The modern food system, particularly in controlled environment agriculture (CEA), is relentlessly pursuing efficiency. Despite the industry’s advanced techniques, costly bottlenecks still remain. One of them is post-harvest loss, a challenge whose scale is evidenced by the trillion dollars wasted across the global food system annually. However, a significant portion of this waste can be limited by aligning supply with demand through improved, longer-term harvest forecasting.

Sales teams must commit to volumes weeks in advance using tools often limited to historical data, while growers manage dynamic crops that are acutely sensitive to daily, unpredictable climate variations. This misalignment creates two costly scenarios. The first is expensive spot-market buying, which erodes margins and trust. The second is excess production that lacks an immediate buyer and risks becoming unavoidable waste.

In both cases, the limitations of current forecasting methods make the lack of accurate, forward-looking data the most expensive operational variable. This gap can, however, easily be bridged with next-generation planning tools – tools that are already working and, according to users, are the essential next step for global horticulture.
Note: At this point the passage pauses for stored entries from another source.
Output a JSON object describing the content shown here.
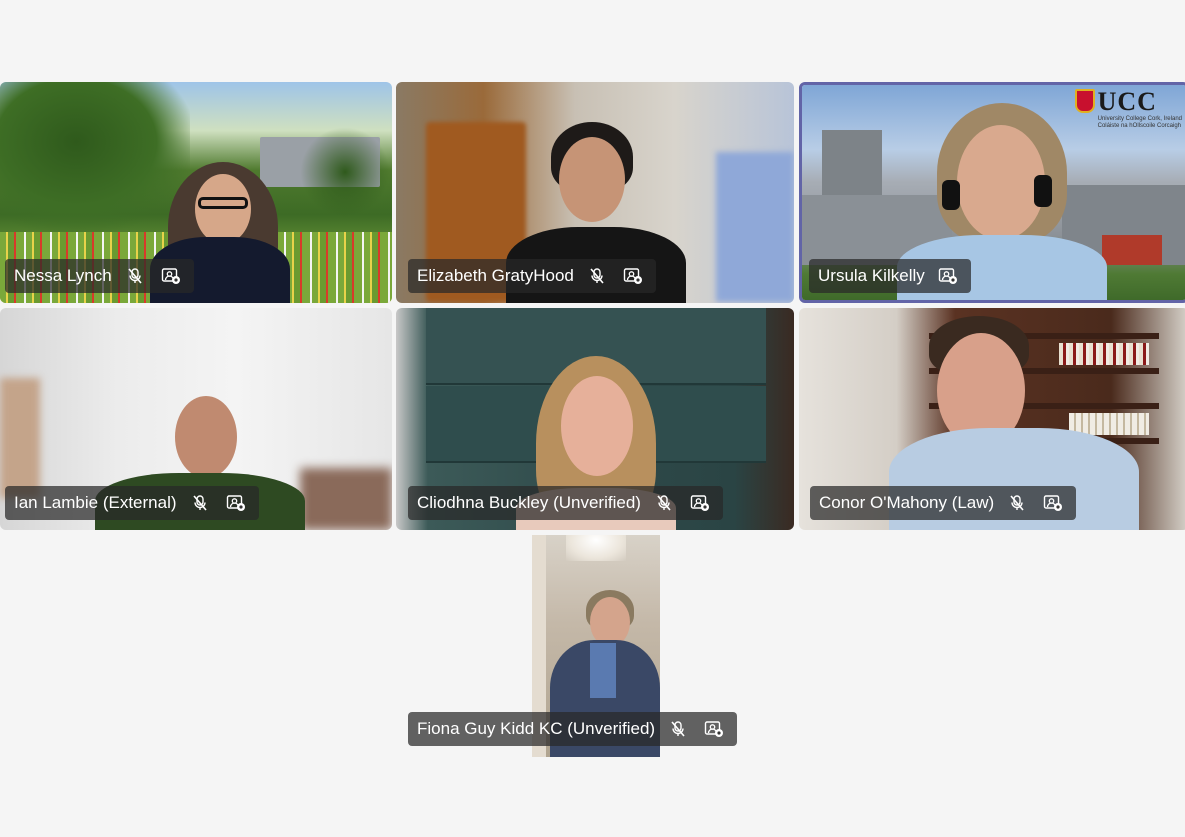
{
  "participants": [
    {
      "name": "Nessa Lynch",
      "muted": true
    },
    {
      "name": "Elizabeth GratyHood",
      "muted": true
    },
    {
      "name": "Ursula Kilkelly",
      "muted": false,
      "active_speaker": true
    },
    {
      "name": "Ian Lambie (External)",
      "muted": true
    },
    {
      "name": "Cliodhna Buckley (Unverified)",
      "muted": true
    },
    {
      "name": "Conor O'Mahony (Law)",
      "muted": true
    },
    {
      "name": "Fiona Guy Kidd KC (Unverified)",
      "muted": true
    }
  ],
  "background_logo": {
    "text": "UCC",
    "subtitle_en": "University College Cork, Ireland",
    "subtitle_ga": "Coláiste na hOllscoile Corcaigh"
  },
  "icons": {
    "mic_off": "mic-off-icon",
    "pin_video": "pin-video-icon"
  },
  "colors": {
    "active_border": "#6264a7",
    "stage_background": "#f5f5f5",
    "nameplate": "#282828"
  }
}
From crop data to commercial value

The path to a synchronised supply chain lies in quantifying the insights delivered by greenhouse data and translating them into objective, commercial terms. This requires leveraging the millions of data points already being collected within CEA facilities: environmental settings, climate history, plant phenotypes, and growth models.

NL Carmen Berkhout Source

Carmen Berkhout of Source.ag

The vision is moving beyond static “best-guess” projections to a dynamic, high-frequency predictive model. Advanced AI and machine learning are now capable of analysing these variables to generate a constantly updated forecast of when, how much, and at what grade the produce will be ready.

This shift delivers actionable intelligence. It supports immediate operational decisions, such as detailing the packhouse manager’s exact labour requirements days ahead, while fundamentally providing the sales team with a reliable, data-backed volume commitment spanning the next four to eight weeks. The technology acts as a universal interpreter, enabling the entire organisation to operate from a single, shared source of truth.

The profitability of predictive planning

Predictive harvest forecasting is often framed as a sustainability tool – a way to reduce waste. While it delivers significant environmental benefits, its true power lies in its capacity to accelerate business growth and predictability.

Synchronisation allows the grower to optimise harvest timing not just by visual assessment, but by predictive data, favouring market demands. It transforms the sales team from reactive order-takers to strategic planners, enabling them to confidently enter forward contracts and explore new markets based on guaranteed supply volumes.

Ultimately, the future of post-harvest success will not be defined by the efficiency of sorting machines, but by the intelligence of the data driving the entire value chain. By closing the gap between production and commercial demand, the industry can unlock a new era of stability, profitability and truly sustainable growth.